ObjectivesPlasma profile of acylcarnitines has been suggested to associate with adverse maternal outcomes such as gestational diabetes. However, data on their associations with neonatal outcomes are sparse. Therefore, this study aimed to examine the prospective profile of acylcarnitines across gestation and its association with neonatal anthropometry, including birthweight (BW), BW z-score, the sum of skinfolds (SSF), length, and circumferences. MethodsAmong 321 pregnant women from the NICHD Fetal Growth Studies-Singletons cohort, we quantified 28 acylcarnitines using electrospray ionization tandem mass spectrometry in the plasma at gestational weeks 10–14, 15–26, 23–31 and 33–39, accordingly.
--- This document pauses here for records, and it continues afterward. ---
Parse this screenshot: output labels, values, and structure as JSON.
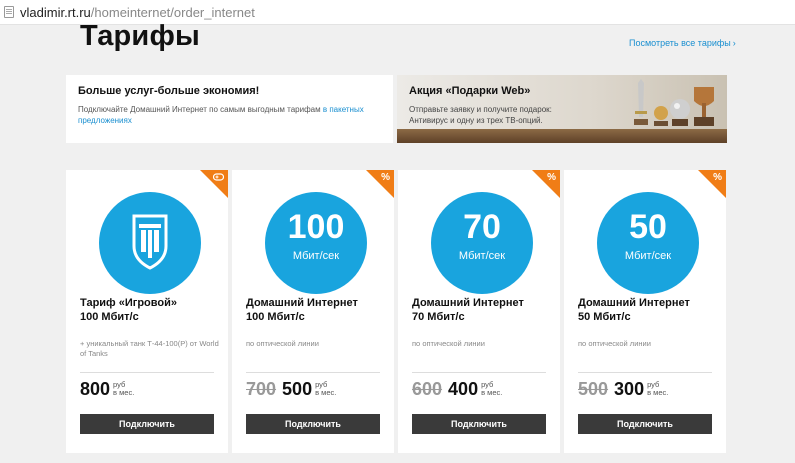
{
  "address_bar": {
    "host": "vladimir.rt.ru",
    "path": "/homeinternet/order_internet"
  },
  "page": {
    "title": "Тарифы",
    "all_tariffs_link": "Посмотреть все тарифы"
  },
  "promo_left": {
    "title": "Больше услуг-больше экономия!",
    "text": "Подключайте Домашний Интернет по самым выгодным тарифам ",
    "link": "в пакетных предложениях"
  },
  "promo_right": {
    "title": "Акция «Подарки Web»",
    "text": "Отправьте заявку и получите подарок: Антивирус и одну из трех ТВ-опций."
  },
  "colors": {
    "accent_blue": "#19a4de",
    "badge_orange": "#f07d16",
    "button_dark": "#3a3a3a",
    "link_blue": "#1a8fd0"
  },
  "tariffs": [
    {
      "badge_icon": "gamepad-icon",
      "circle_icon": "world-of-tanks-logo",
      "name_line1": "Тариф «Игровой»",
      "name_line2": "100 Мбит/с",
      "desc": "+ уникальный танк Т-44-100(Р) от World of Tanks",
      "price": "800",
      "price_unit": "руб",
      "price_period": "в мес.",
      "button": "Подключить"
    },
    {
      "badge_icon": "percent-icon",
      "badge": "%",
      "speed": "100",
      "speed_unit": "Мбит/сек",
      "name_line1": "Домашний Интернет",
      "name_line2": "100 Мбит/с",
      "desc": "по оптической линии",
      "old_price": "700",
      "price": "500",
      "price_unit": "руб",
      "price_period": "в мес.",
      "button": "Подключить"
    },
    {
      "badge_icon": "percent-icon",
      "badge": "%",
      "speed": "70",
      "speed_unit": "Мбит/сек",
      "name_line1": "Домашний Интернет",
      "name_line2": "70 Мбит/с",
      "desc": "по оптической линии",
      "old_price": "600",
      "price": "400",
      "price_unit": "руб",
      "price_period": "в мес.",
      "button": "Подключить"
    },
    {
      "badge_icon": "percent-icon",
      "badge": "%",
      "speed": "50",
      "speed_unit": "Мбит/сек",
      "name_line1": "Домашний Интернет",
      "name_line2": "50 Мбит/с",
      "desc": "по оптической линии",
      "old_price": "500",
      "price": "300",
      "price_unit": "руб",
      "price_period": "в мес.",
      "button": "Подключить"
    }
  ]
}
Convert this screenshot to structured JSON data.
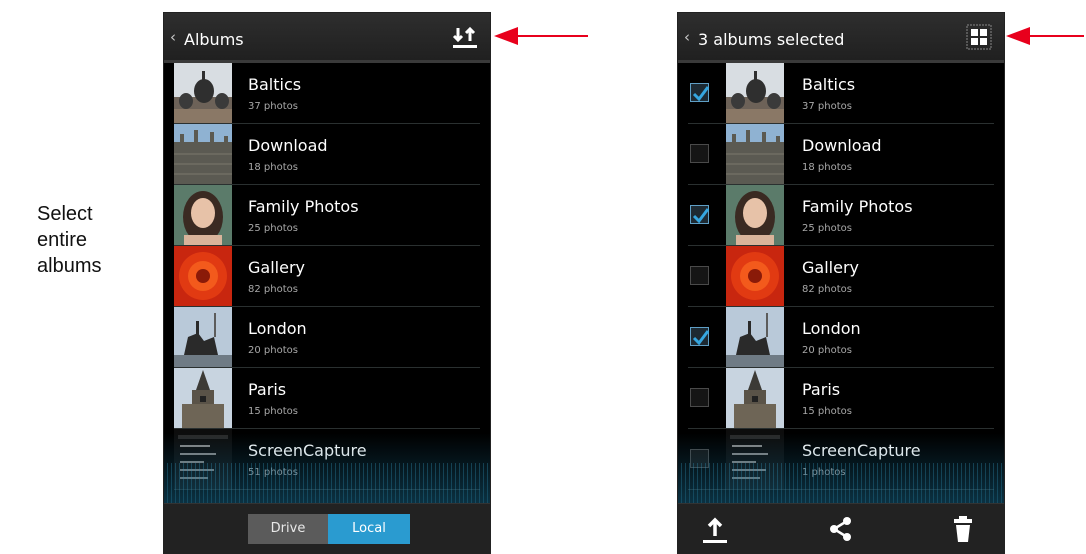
{
  "caption": {
    "line1": "Select",
    "line2": "entire",
    "line3": "albums"
  },
  "left_screen": {
    "header_title": "Albums",
    "albums": [
      {
        "name": "Baltics",
        "count": "37 photos",
        "thumb": "church-domes"
      },
      {
        "name": "Download",
        "count": "18 photos",
        "thumb": "gothic-building"
      },
      {
        "name": "Family Photos",
        "count": "25 photos",
        "thumb": "portrait"
      },
      {
        "name": "Gallery",
        "count": "82 photos",
        "thumb": "red-flower"
      },
      {
        "name": "London",
        "count": "20 photos",
        "thumb": "statue"
      },
      {
        "name": "Paris",
        "count": "15 photos",
        "thumb": "tower"
      },
      {
        "name": "ScreenCapture",
        "count": "51 photos",
        "thumb": "screenshot"
      }
    ],
    "tabs": {
      "drive": "Drive",
      "local": "Local"
    }
  },
  "right_screen": {
    "header_title": "3 albums selected",
    "albums": [
      {
        "name": "Baltics",
        "count": "37 photos",
        "checked": true
      },
      {
        "name": "Download",
        "count": "18 photos",
        "checked": false
      },
      {
        "name": "Family Photos",
        "count": "25 photos",
        "checked": true
      },
      {
        "name": "Gallery",
        "count": "82 photos",
        "checked": false
      },
      {
        "name": "London",
        "count": "20 photos",
        "checked": true
      },
      {
        "name": "Paris",
        "count": "15 photos",
        "checked": false
      },
      {
        "name": "ScreenCapture",
        "count": "1 photos",
        "checked": false
      }
    ]
  },
  "colors": {
    "accent": "#2a9bd0",
    "annotation_arrow": "#e8001c",
    "background": "#000000"
  }
}
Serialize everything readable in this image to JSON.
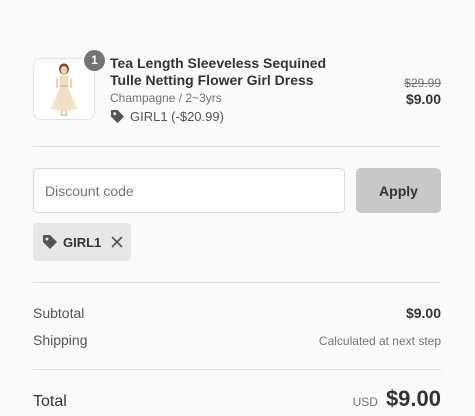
{
  "product": {
    "quantity": "1",
    "title": "Tea Length Sleeveless Sequined Tulle Netting Flower Girl Dress",
    "variant": "Champagne / 2~3yrs",
    "discount_text": "GIRL1 (-$20.99)",
    "compare_price": "$29.99",
    "price": "$9.00",
    "image_icon": "dress-thumbnail",
    "discount_icon": "tag-icon"
  },
  "discount": {
    "placeholder": "Discount code",
    "apply_label": "Apply",
    "applied_code": "GIRL1",
    "applied_icon": "tag-icon",
    "remove_icon": "close-icon"
  },
  "summary": {
    "subtotal_label": "Subtotal",
    "subtotal_value": "$9.00",
    "shipping_label": "Shipping",
    "shipping_value": "Calculated at next step",
    "total_label": "Total",
    "currency": "USD",
    "total_value": "$9.00"
  },
  "colors": {
    "background": "#fafafa",
    "badge": "#737373",
    "apply_button": "#c8c8c8",
    "chip": "#e7e7e7",
    "text_primary": "#333333",
    "text_secondary": "#737373"
  }
}
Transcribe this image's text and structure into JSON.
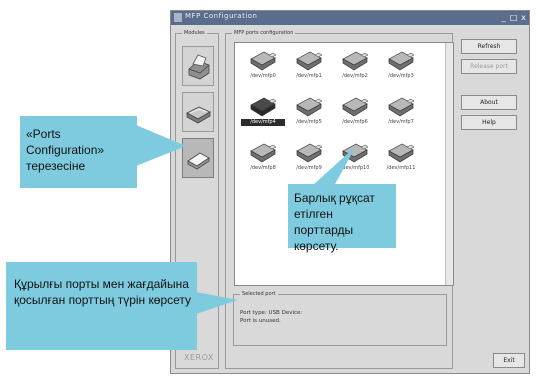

We firstly applied a latent-class trajectory approach to identify trajectories of acylcarnitines across gestation, and secondly examined associations of individual acylcarnitine and distinct trajectory groups with neonatal anthropometry using weighted linear models with robust standard errors, adjusting for maternal age, race/ethnicity, education, parity, gestational week of blood collection, and pre-pregnancy body mass index. ResultsWe identified three distinct trajectory groups of C2, C3 and C4, and two trajectory groups of C5, C10, C5-DC, C8:1, C10:1 and C12, respectively. Newborns of women with nonlinear decline of C12 levels across gestation (5.7%) had significantly smaller BW (–475 g; 95% CI: –942, –6.79 g), BW z-score (–0.39; –0.71, –0.06), and length (–1.38 cm; –2.49, –0.27 cm) than those with persistently stable C12 levels (94.3%). Newborns of women with consistently higher levels of C10 (6.1%) had greater sum of skinfolds (4.91 mm; 0.85, 8.98 mm) than those with lower levels (93.9%) across pregnancy, whereas newborns of women with declining C10:1 levels (12.6%) had larger sum of skinfolds (3.23 mm; 0.19, 6.27 mm) than those with abruptly increasing levels (87.4%). ConclusionsIn conclusion, gestational trajectories of C10, C10:1, and C12 acylcarnitine levels were significantly associated with neonatal anthropometry. Further studies are needed to verify and further explore the potential clinical utility of these findings. Funding SourcesEunice Kennedy Shriver National Institute of Child Health and Human Development intramural funding; American Recovery and Reinvestment Act funding.